You’ll have to pardon Anderson area residents if they’re not celebrating Wednesday’s announcement that a call center will be hiring 300 workers in Daleville.
Not that 300 jobs aren’t significant. Even if the jobs are entry level and the pay scale is low — $10 to $11.25 an hour — the Madison County region needs jobs and isn’t exactly in a position to turn up its collective nose.
But the hesitance of Manpower of Muncie, which is contracted to find those 300 workers, to provide information about the customers to be served by the new call center employees, arouses a healthy skepticism about the long-term stability of the jobs.
And recent history tells us that hundreds of jobs promised don’t necessarily mean hundreds of jobs delivered. The lesson comes specifically from a business called Agape Communications, which announced in the spring that it would move a call center to the Union Building in downtown Anderson and eventually employ 400 people.
The city helped out with a $3,000 incentive by making fiber optic available to the company. The city is also providing technical assistance, according to Linda Dawson, economic development director, to bring the Union Building up to code so Agape can expand to another floor.
Now it all seems to be wishful thinking. It’s been a bad summer for the company that sold debt-consolidation packages over the phone. Last week, some Agape employees walked out, claiming they hadn’t been paid in three weeks.
Management originally denied this, saying everyone had been paid. A day later the company’s CEO, Jeff Rogers, admitted some had not been paid for recent weeks worked. He also said the company was trying a new selling tact over the phone, called Score My Bills, a credit-building offer.
If the new program is successful, Agape could take off and eventually employ 400 people, according to managers. Marcus Redfield, a night-shift manager at Agape, said the people who walked out don’t share the same values as the Agape family and added that those employees are not dedicated.
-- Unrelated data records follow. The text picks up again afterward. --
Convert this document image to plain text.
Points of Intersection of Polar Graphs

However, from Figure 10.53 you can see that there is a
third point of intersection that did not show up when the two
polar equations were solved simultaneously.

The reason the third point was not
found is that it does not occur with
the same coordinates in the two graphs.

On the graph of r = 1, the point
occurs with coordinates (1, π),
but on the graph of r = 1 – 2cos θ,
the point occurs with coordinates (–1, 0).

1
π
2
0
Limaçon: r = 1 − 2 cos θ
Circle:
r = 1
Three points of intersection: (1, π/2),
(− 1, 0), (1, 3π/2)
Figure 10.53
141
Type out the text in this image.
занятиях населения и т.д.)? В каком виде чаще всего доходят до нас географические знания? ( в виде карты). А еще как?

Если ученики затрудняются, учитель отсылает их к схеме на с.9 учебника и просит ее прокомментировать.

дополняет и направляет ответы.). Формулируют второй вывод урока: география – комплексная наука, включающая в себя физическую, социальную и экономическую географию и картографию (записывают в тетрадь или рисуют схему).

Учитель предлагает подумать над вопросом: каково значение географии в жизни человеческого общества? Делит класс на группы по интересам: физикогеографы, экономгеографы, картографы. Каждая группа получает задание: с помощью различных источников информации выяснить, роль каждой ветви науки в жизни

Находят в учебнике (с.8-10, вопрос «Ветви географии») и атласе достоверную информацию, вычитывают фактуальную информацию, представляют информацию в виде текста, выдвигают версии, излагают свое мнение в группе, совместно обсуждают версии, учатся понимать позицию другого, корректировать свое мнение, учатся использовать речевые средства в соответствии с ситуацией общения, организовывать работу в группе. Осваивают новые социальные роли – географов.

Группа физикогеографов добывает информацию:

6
Not dedicated? They worked for three weeks without pay. That takes some level of dedication. It sounds as if Agape expected them to work without pay. Rogers said there was no money, and if the new program is successful, employees will be paid. Wait a minute. Are the employees supposed to work for free until the program is successful?
These employees signed on to work at $8.50 an hour with bonuses depending on sales. So even if sales were low or nonexistent, the employees were due their $8.50 an hour, even if Agape had to borrow to pay them.
Apparently, Agape’s sole investor pulled out because the company was making no money.
Regardless of Agape’s current financial situation, the company was launched as a boon to Anderson’s economy. That it crashed and burned so quickly is a testament to poor market conditions and some less than stellar planning on the part of Agape’s owners.
Maybe the new program will be successful, but it’s a big maybe at this point. Agape had about 27 employees when the walkout took place. Now the owners expect a new program eventually to boost their employment to 400?
It’s tough to start a new business. Most of them fail for a wide variety of reasons, and those that succeed can take a few years to get up and running. But some factors — the sole investor pulling out and employees walking out — don’t add up to success.
Agape’s intentions were good, but somewhere along the line the intentions met reality, and the result was a struggling business that couldn’t pay its employees. That’s not what Anderson needs.
Agape’s stumble truly has no bearing on the chances that the 300 new jobs touted in Daleville will take root and bear fruit for years to come. But what happened at Agape, coupled with the reticence of Manpower of Muncie to provide details about the companies to be served by the call-center agents in Daleville, throws a shadow of doubt over the venture.